L’Union européenne a décidé de frapper fort sur le front énergétique africain. Près de 360 millions d’euros seront injectés en Côte d’Ivoire à travers un financement mené par la Banque européenne d’investissement (BEI) rapporte l’agence Ecofin. Cette enveloppe doit permettre la construction d’une ligne électrique de 400 kilovolts sur environ 540 kilomètres, un chantier stratégique qui reliera Abidjan à Ferkessédougou, au nord du pays. Mais au-delà du geste financier, c’est toute une vision de la sécurité énergétique régionale qui se joue dans ce projet baptisé « Dorsale Est ».

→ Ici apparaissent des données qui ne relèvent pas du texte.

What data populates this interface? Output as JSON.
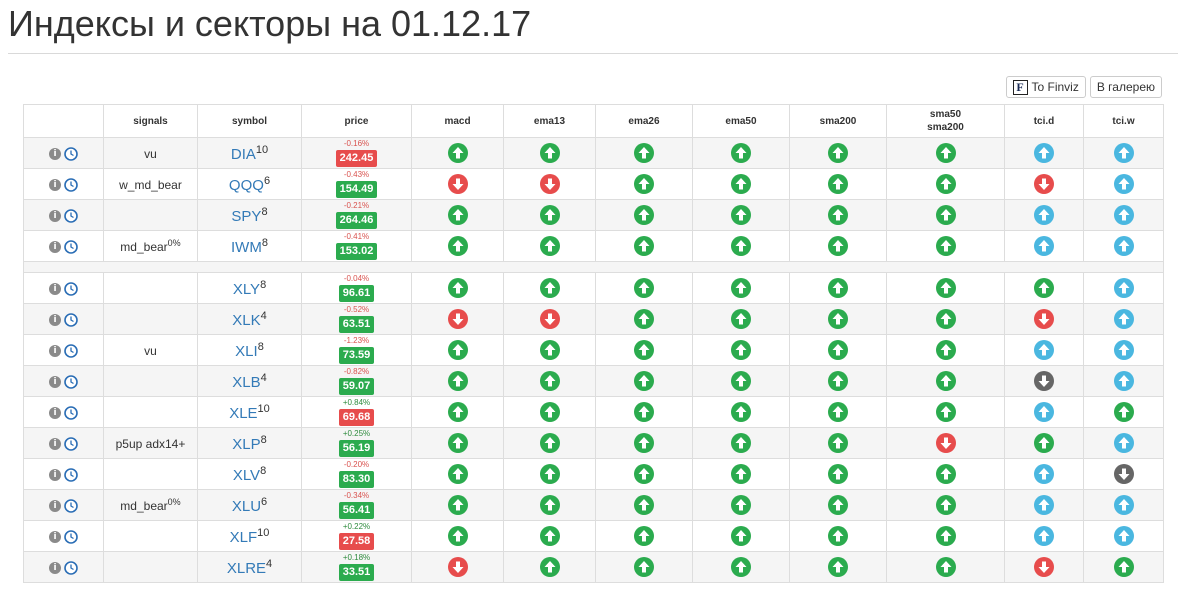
{
  "page": {
    "title": "Индексы и секторы на 01.12.17"
  },
  "toolbar": {
    "finviz_logo": "F",
    "finviz_label": "To Finviz",
    "gallery_label": "В галерею"
  },
  "colors": {
    "green": "#2bab4e",
    "red": "#e74c4c",
    "blue": "#4ab7e0",
    "gray": "#666666"
  },
  "table": {
    "columns": {
      "signals": "signals",
      "symbol": "symbol",
      "price": "price",
      "macd": "macd",
      "ema13": "ema13",
      "ema26": "ema26",
      "ema50": "ema50",
      "sma200": "sma200",
      "sma50_sma200_line1": "sma50",
      "sma50_sma200_line2": "sma200",
      "tci_d": "tci.d",
      "tci_w": "tci.w"
    },
    "groups": [
      {
        "rows": [
          {
            "signal": "vu",
            "signal_sup": "",
            "symbol": "DIA",
            "sup": "10",
            "change": "-0.16%",
            "price": "242.45",
            "price_color": "red",
            "signals": [
              "green-up",
              "green-up",
              "green-up",
              "green-up",
              "green-up",
              "green-up",
              "blue-up",
              "blue-up"
            ]
          },
          {
            "signal": "w_md_bear",
            "signal_sup": "",
            "symbol": "QQQ",
            "sup": "6",
            "change": "-0.43%",
            "price": "154.49",
            "price_color": "green",
            "signals": [
              "red-down",
              "red-down",
              "green-up",
              "green-up",
              "green-up",
              "green-up",
              "red-down",
              "blue-up"
            ]
          },
          {
            "signal": "",
            "signal_sup": "",
            "symbol": "SPY",
            "sup": "8",
            "change": "-0.21%",
            "price": "264.46",
            "price_color": "green",
            "signals": [
              "green-up",
              "green-up",
              "green-up",
              "green-up",
              "green-up",
              "green-up",
              "blue-up",
              "blue-up"
            ]
          },
          {
            "signal": "md_bear",
            "signal_sup": "0%",
            "symbol": "IWM",
            "sup": "8",
            "change": "-0.41%",
            "price": "153.02",
            "price_color": "green",
            "signals": [
              "green-up",
              "green-up",
              "green-up",
              "green-up",
              "green-up",
              "green-up",
              "blue-up",
              "blue-up"
            ]
          }
        ]
      },
      {
        "rows": [
          {
            "signal": "",
            "signal_sup": "",
            "symbol": "XLY",
            "sup": "8",
            "change": "-0.04%",
            "price": "96.61",
            "price_color": "green",
            "signals": [
              "green-up",
              "green-up",
              "green-up",
              "green-up",
              "green-up",
              "green-up",
              "green-up",
              "blue-up"
            ]
          },
          {
            "signal": "",
            "signal_sup": "",
            "symbol": "XLK",
            "sup": "4",
            "change": "-0.52%",
            "price": "63.51",
            "price_color": "green",
            "signals": [
              "red-down",
              "red-down",
              "green-up",
              "green-up",
              "green-up",
              "green-up",
              "red-down",
              "blue-up"
            ]
          },
          {
            "signal": "vu",
            "signal_sup": "",
            "symbol": "XLI",
            "sup": "8",
            "change": "-1.23%",
            "price": "73.59",
            "price_color": "green",
            "signals": [
              "green-up",
              "green-up",
              "green-up",
              "green-up",
              "green-up",
              "green-up",
              "blue-up",
              "blue-up"
            ]
          },
          {
            "signal": "",
            "signal_sup": "",
            "symbol": "XLB",
            "sup": "4",
            "change": "-0.82%",
            "price": "59.07",
            "price_color": "green",
            "signals": [
              "green-up",
              "green-up",
              "green-up",
              "green-up",
              "green-up",
              "green-up",
              "gray-down",
              "blue-up"
            ]
          },
          {
            "signal": "",
            "signal_sup": "",
            "symbol": "XLE",
            "sup": "10",
            "change": "+0.84%",
            "price": "69.68",
            "price_color": "red",
            "signals": [
              "green-up",
              "green-up",
              "green-up",
              "green-up",
              "green-up",
              "green-up",
              "blue-up",
              "green-up"
            ]
          },
          {
            "signal": "p5up adx14+",
            "signal_sup": "",
            "symbol": "XLP",
            "sup": "8",
            "change": "+0.25%",
            "price": "56.19",
            "price_color": "green",
            "signals": [
              "green-up",
              "green-up",
              "green-up",
              "green-up",
              "green-up",
              "red-down",
              "green-up",
              "blue-up"
            ]
          },
          {
            "signal": "",
            "signal_sup": "",
            "symbol": "XLV",
            "sup": "8",
            "change": "-0.20%",
            "price": "83.30",
            "price_color": "green",
            "signals": [
              "green-up",
              "green-up",
              "green-up",
              "green-up",
              "green-up",
              "green-up",
              "blue-up",
              "gray-down"
            ]
          },
          {
            "signal": "md_bear",
            "signal_sup": "0%",
            "symbol": "XLU",
            "sup": "6",
            "change": "-0.34%",
            "price": "56.41",
            "price_color": "green",
            "signals": [
              "green-up",
              "green-up",
              "green-up",
              "green-up",
              "green-up",
              "green-up",
              "blue-up",
              "blue-up"
            ]
          },
          {
            "signal": "",
            "signal_sup": "",
            "symbol": "XLF",
            "sup": "10",
            "change": "+0.22%",
            "price": "27.58",
            "price_color": "red",
            "signals": [
              "green-up",
              "green-up",
              "green-up",
              "green-up",
              "green-up",
              "green-up",
              "blue-up",
              "blue-up"
            ]
          },
          {
            "signal": "",
            "signal_sup": "",
            "symbol": "XLRE",
            "sup": "4",
            "change": "+0.18%",
            "price": "33.51",
            "price_color": "green",
            "signals": [
              "red-down",
              "green-up",
              "green-up",
              "green-up",
              "green-up",
              "green-up",
              "red-down",
              "green-up"
            ]
          }
        ]
      }
    ]
  }
}
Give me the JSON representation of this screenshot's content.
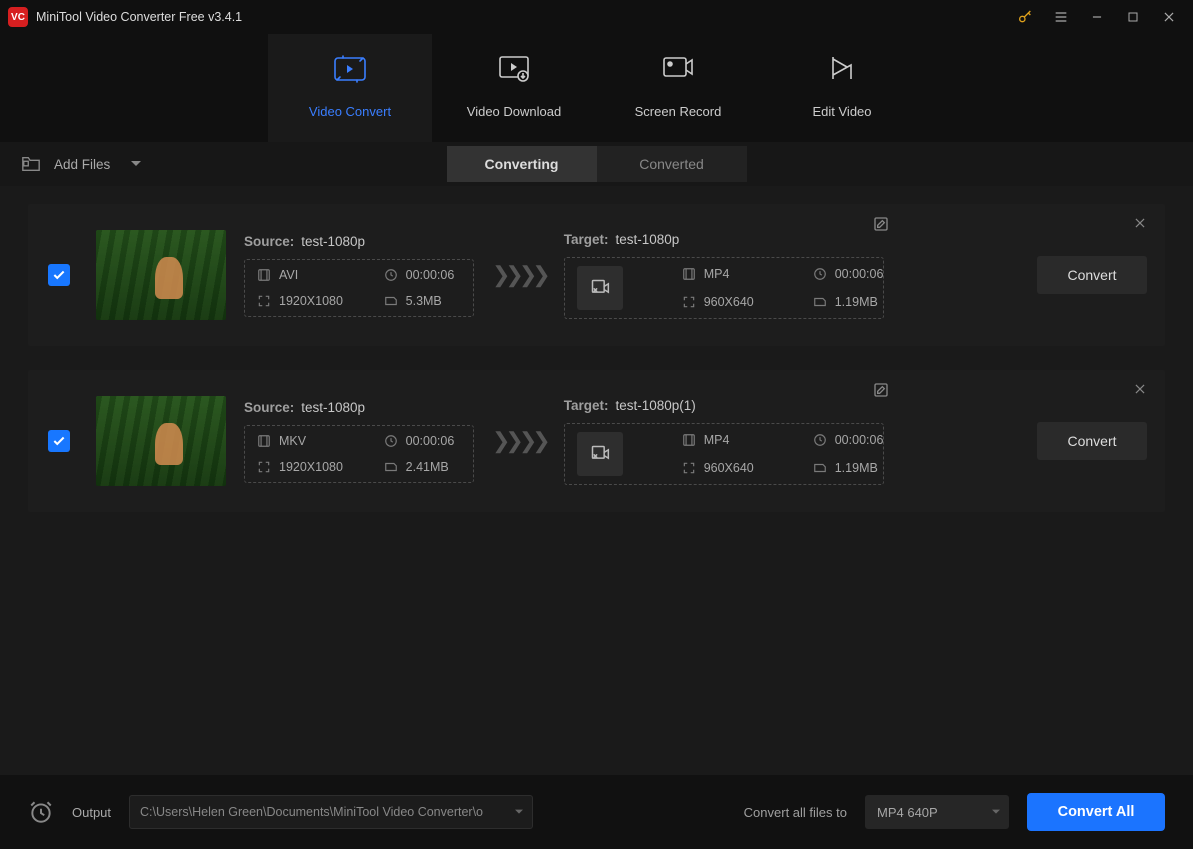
{
  "titlebar": {
    "title": "MiniTool Video Converter Free v3.4.1"
  },
  "nav": {
    "convert": "Video Convert",
    "download": "Video Download",
    "record": "Screen Record",
    "edit": "Edit Video"
  },
  "toolbar": {
    "add_files": "Add Files",
    "converting": "Converting",
    "converted": "Converted"
  },
  "labels": {
    "source": "Source:",
    "target": "Target:",
    "convert": "Convert"
  },
  "rows": [
    {
      "source_name": "test-1080p",
      "src_fmt": "AVI",
      "src_dur": "00:00:06",
      "src_res": "1920X1080",
      "src_size": "5.3MB",
      "target_name": "test-1080p",
      "tgt_fmt": "MP4",
      "tgt_dur": "00:00:06",
      "tgt_res": "960X640",
      "tgt_size": "1.19MB"
    },
    {
      "source_name": "test-1080p",
      "src_fmt": "MKV",
      "src_dur": "00:00:06",
      "src_res": "1920X1080",
      "src_size": "2.41MB",
      "target_name": "test-1080p(1)",
      "tgt_fmt": "MP4",
      "tgt_dur": "00:00:06",
      "tgt_res": "960X640",
      "tgt_size": "1.19MB"
    }
  ],
  "footer": {
    "output_label": "Output",
    "output_path": "C:\\Users\\Helen Green\\Documents\\MiniTool Video Converter\\o",
    "convert_all_label": "Convert all files to",
    "preset": "MP4 640P",
    "convert_all": "Convert All"
  }
}
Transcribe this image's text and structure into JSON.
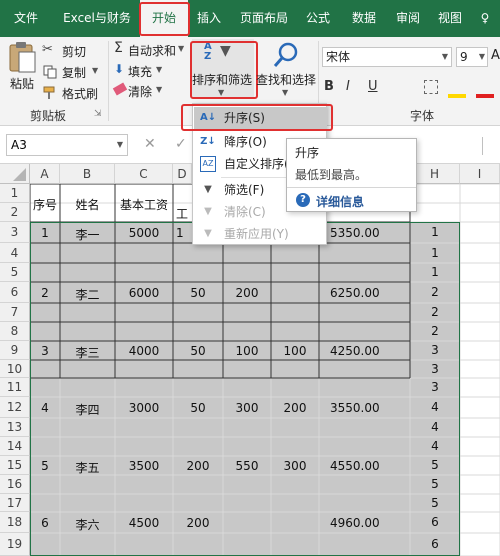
{
  "tabs": [
    "文件",
    "Excel与财务",
    "开始",
    "插入",
    "页面布局",
    "公式",
    "数据",
    "审阅",
    "视图",
    "♀"
  ],
  "ribbon": {
    "clipboard": {
      "paste": "粘贴",
      "cut": "剪切",
      "copy": "复制",
      "format_painter": "格式刷",
      "group": "剪贴板"
    },
    "editing": {
      "autosum": "自动求和",
      "fill": "填充",
      "clear": "清除",
      "sort_filter": "排序和筛选",
      "find_select": "查找和选择"
    },
    "font": {
      "name": "宋体",
      "size": "9",
      "grow": "A",
      "shrink": "A",
      "group": "字体"
    }
  },
  "formula_bar": {
    "name_box": "A3",
    "cancel": "✕",
    "confirm": "✓"
  },
  "columns": [
    "A",
    "B",
    "C",
    "D",
    "E",
    "F",
    "G",
    "H",
    "I"
  ],
  "rows": [
    "1",
    "2",
    "3",
    "4",
    "5",
    "6",
    "7",
    "8",
    "9",
    "10",
    "11",
    "12",
    "13",
    "14",
    "15",
    "16",
    "17",
    "18",
    "19"
  ],
  "headers": {
    "a": "序号",
    "b": "姓名",
    "c": "基本工资",
    "d_partial": "工"
  },
  "records": [
    {
      "row": "3",
      "seq": "1",
      "name": "李一",
      "base": "5000",
      "d": "1",
      "e": "",
      "f": "",
      "g": "5350.00",
      "h": "1"
    },
    {
      "row": "6",
      "seq": "2",
      "name": "李二",
      "base": "6000",
      "d": "50",
      "e": "200",
      "f": "",
      "g": "6250.00",
      "h": "2"
    },
    {
      "row": "9",
      "seq": "3",
      "name": "李三",
      "base": "4000",
      "d": "50",
      "e": "100",
      "f": "100",
      "g": "4250.00",
      "h": "3"
    },
    {
      "row": "12",
      "seq": "4",
      "name": "李四",
      "base": "3000",
      "d": "50",
      "e": "300",
      "f": "200",
      "g": "3550.00",
      "h": "4"
    },
    {
      "row": "15",
      "seq": "5",
      "name": "李五",
      "base": "3500",
      "d": "200",
      "e": "550",
      "f": "300",
      "g": "4550.00",
      "h": "5"
    },
    {
      "row": "18",
      "seq": "6",
      "name": "李六",
      "base": "4500",
      "d": "200",
      "e": "",
      "f": "",
      "g": "4960.00",
      "h": "6"
    }
  ],
  "h_column": [
    "1",
    "1",
    "1",
    "2",
    "2",
    "2",
    "3",
    "3",
    "3",
    "4",
    "4",
    "4",
    "5",
    "5",
    "5",
    "6",
    "6"
  ],
  "menu": {
    "items": [
      {
        "label": "升序(S)"
      },
      {
        "label": "降序(O)"
      },
      {
        "label": "自定义排序(U)..."
      },
      {
        "label": "筛选(F)"
      },
      {
        "label": "清除(C)"
      },
      {
        "label": "重新应用(Y)"
      }
    ]
  },
  "tooltip": {
    "title": "升序",
    "desc": "最低到最高。",
    "link": "详细信息"
  },
  "colors": {
    "excel_green": "#217346",
    "highlight_red": "#e03030",
    "selection_gray": "#c8c8c8"
  }
}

Un levier de puissance et de stabilité régionale
L’énergie reste l’un des leviers les plus puissants du développement économique. Aucune transformation industrielle, aucun progrès agricole, ni même aucune politique d’éducation moderne ne peut prospérer sans un accès stable et abordable à l’électricité. L’histoire récente le montre : les nations qui ont su maîtriser leur production et leur distribution d’énergie ont accéléré leur croissance et attiré davantage d’investissements. À l’inverse, les zones où l’électricité demeure rare ou coûteuse subissent un frein durable à l’innovation et à la compétitivité.
C’est précisément pour éviter cet écueil que la Côte d’Ivoire mise sur la Dorsale Est. Le projet, conçu comme une artère vitale du réseau électrique, permettra d’augmenter de près de 38 % la capacité de transmission à haute tension du pays, passant de 2,5 à 3,5 gigawatts. Il contribuera à réduire les pertes techniques au sein du système interconnecté ouest-africain (WAPP) et à sécuriser jusqu’à 0,9 térawatt-heure d’exportations annuelles vers les pays voisins. La Côte d’Ivoire, déjà fournisseur d’électricité pour le Ghana, le Burkina Faso et le Mali, consolide ainsi son rôle de puissance énergétique régionale.
Un maillon clé du Pacte Énergie ivoirien
Ce chantier s’intègre à une ambition nationale plus large, le Pacte Énergie 2025-2030, qui prévoit 4,5 milliards d’euros d’investissements, dont 2,6 milliards dédiés aux infrastructures de transport. À travers cette stratégie, Abidjan vise une couverture électrique universelle d’ici la fin 2025 et une hausse d’au moins 1 gigawatt des capacités renouvelables d’ici 2030.
La ligne Dorsale Est, soutenue par Bruxelles, n’est donc pas qu’un câble géant traversant les régions : elle est pensée comme un accélérateur d’électrification rurale, avec de nouveaux postes de transformation le long du tracé, et comme un instrument d’intégration énergétique au sein de la CEDEAO.
Le financement européen entre dans la campagne internationale « Scaling Up Renewables in Africa », conduite avec l’appui du président sud-africain Cyril Ramaphosa et de l’Agence internationale de l’énergie (AIE). L’Union européenne présente son engagement comme une réponse à la fois économique et morale : soutenir un modèle de développement sobre en carbone, mais surtout offrir à des millions d’Africains un accès fiable à la lumière, au froid et à la connectivité numérique – des besoins essentiels au XXIᵉ siècle.
Une coopération à forte portée symbolique
Pour les observateurs, cette initiative dépasse la seule dimension technique. Elle traduit une relation renouvelée entre l’Europe et l’Afrique autour d’intérêts partagés : stabilité régionale, croissance durable et autonomie énergétique. En renforçant les interconnexions, la Côte d’Ivoire devient un pôle d’équilibre dans une Afrique de l’Ouest où la demande électrique augmente de plus de 6 % par an.